CG returns 3 coastal patrol boats to Navy
Posted : Monday Aug 15, 2011 8:42:22 EDT
The last of the Navy’s coastal patrol craft are returning after years out on loan. By the end of September, the Coast Guard will have returned three Cyclone-class coastal patrol boats to the Navy.
That means the Navy will again have a full fleet of 13 PCs.
The Zephyr, Shamal and Tornado will be returning to Joint Expeditionary Base Little Creek-Fort Story, Va., a development first reported by the magazine Seapower. The first to be transferred, Zephyr, may have been turned over as early as Aug. 10, followed by Shamal at the end of the month and Tornado at the end of September, according to Coast Guard spokesman Carlos Diaz.

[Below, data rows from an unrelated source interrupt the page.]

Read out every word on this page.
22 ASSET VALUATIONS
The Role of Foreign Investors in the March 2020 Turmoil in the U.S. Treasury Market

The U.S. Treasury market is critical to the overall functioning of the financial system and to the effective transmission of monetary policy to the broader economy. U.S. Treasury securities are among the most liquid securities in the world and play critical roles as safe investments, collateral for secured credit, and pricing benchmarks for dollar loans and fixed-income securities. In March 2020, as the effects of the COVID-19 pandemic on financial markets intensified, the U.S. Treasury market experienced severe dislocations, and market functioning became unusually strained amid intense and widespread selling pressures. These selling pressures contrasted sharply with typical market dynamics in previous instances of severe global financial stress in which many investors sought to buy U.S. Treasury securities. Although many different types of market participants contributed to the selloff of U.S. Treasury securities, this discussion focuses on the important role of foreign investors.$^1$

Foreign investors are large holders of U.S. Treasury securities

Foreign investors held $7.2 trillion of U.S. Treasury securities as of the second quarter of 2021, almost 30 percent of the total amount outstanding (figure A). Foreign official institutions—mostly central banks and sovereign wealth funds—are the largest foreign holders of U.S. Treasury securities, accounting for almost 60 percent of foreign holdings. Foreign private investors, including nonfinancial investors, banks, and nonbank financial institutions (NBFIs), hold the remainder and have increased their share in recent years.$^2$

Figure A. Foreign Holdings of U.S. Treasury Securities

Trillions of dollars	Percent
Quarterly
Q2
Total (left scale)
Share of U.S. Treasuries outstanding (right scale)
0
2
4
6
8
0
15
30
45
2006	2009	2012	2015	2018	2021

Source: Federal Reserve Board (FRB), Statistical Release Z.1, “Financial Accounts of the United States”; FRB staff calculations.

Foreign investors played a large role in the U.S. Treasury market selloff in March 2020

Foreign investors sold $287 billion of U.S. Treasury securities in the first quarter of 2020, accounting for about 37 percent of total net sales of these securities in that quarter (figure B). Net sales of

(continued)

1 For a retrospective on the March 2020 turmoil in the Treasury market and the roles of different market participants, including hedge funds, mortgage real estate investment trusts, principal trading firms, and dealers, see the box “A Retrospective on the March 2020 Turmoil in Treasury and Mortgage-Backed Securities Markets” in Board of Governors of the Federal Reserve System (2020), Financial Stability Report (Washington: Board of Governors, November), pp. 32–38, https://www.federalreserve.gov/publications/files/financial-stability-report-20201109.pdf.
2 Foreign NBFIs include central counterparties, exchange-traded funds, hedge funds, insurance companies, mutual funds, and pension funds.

For now, the boats will be based in Little Creek until a decision is made about overall PC basing, said Lt. Cmdr. Bill Urban, spokesman for Naval Surface Force Atlantic. With the new arrivals, eight of the Navy’s 13 PCs will be homeported in Little Creek. The other five boats are forward-deployed to Bahrain. Crews rotate, typically spending nine months aboard a Little Creek-based boat, followed a six-month deployment to one of the Bahrain boats. At present, the Navy has 13 crews for its 10 boats.
“Future disposition regarding the deployment of PCs will depend upon a number of factors, including the requirements of respective combatant commanders and fiscal controls,” Urban wrote in reply to emailed questions. He added that no decisions have been made to change the cycle of crew rotations or to forward-deploy any more PCs.
Because of tight berthing arrangements, the only billet for a woman aboard a PC is the commanding officer, Urban wrote, adding that a female CO would be taking command of a PC crew Aug. 5.
In 2004, the Navy agreed to transfer five PCs to the Coast Guard to help them meet mission requirements while they were converting other patrol boats. Two of the vessels, Tempest and Monsoon, returned to naval service four years later.
For much of the past seven years, the other three vessels have been based in Pascagoula, Miss. The small craft have been especially useful in a variety of homeland defense missions.
“It was a very good platform,” recalled Coast Guard Lt. Cmdr. Tony Russell, who commanded Zephyr from July 2010 until May 2011. Russell said the 179-foot cutters were particularly useful for counterdrug and law enforcement operations because they had a high top speed, 35 knots, and could carry a crew of 29, roughly twice as many crew members as other patrol boats.
But there were downsides, Russell continued: limited endurance, no flight deck and an inability to tow large vessels.
Oil spill response
In April 2010, Zephyr was transiting back to Pascagoula after an overhaul in Georgia when the crew heard a distress call. An oil rig had exploded roughly 50 miles off the coast of Louisiana. Zephyr was the first major cutter on scene at the Deepwater Horizon explosion, and coordinated search-and-rescue efforts for the first 24 hours.
“When the Zephyr was coming home from that dry dock, they were really looking forward to getting home from a really tough maintenance period, but when that radio call goes off and says, ‘Explosion on an oil rig’ — there wasn’t a question in anybody’s mind about what they needed to be doing,” said Russell, who took command three months later.
Elements of the Coast Guard thought they might have to decommission the PCs instead of transferring them back to the Navy, according to a Coast Guard personnel assignment guidance sheet dated Dec. 17, 2010.
However, a spokesman for Naval Sea Systems Command said the plan all along was to recover the PCs, which will be undergoing $4.5 million of conversion work as part of their re-entry into naval service. NAVSEA spokesman Lt. Kurt Larson said in an email that each of the roughly two-month overhauls will be ship specific, but will update combat systems suites, habitation and mechanical systems.
“The Cyclone-class PCs,” Larson wrote, “should be in service until 2023-2026.”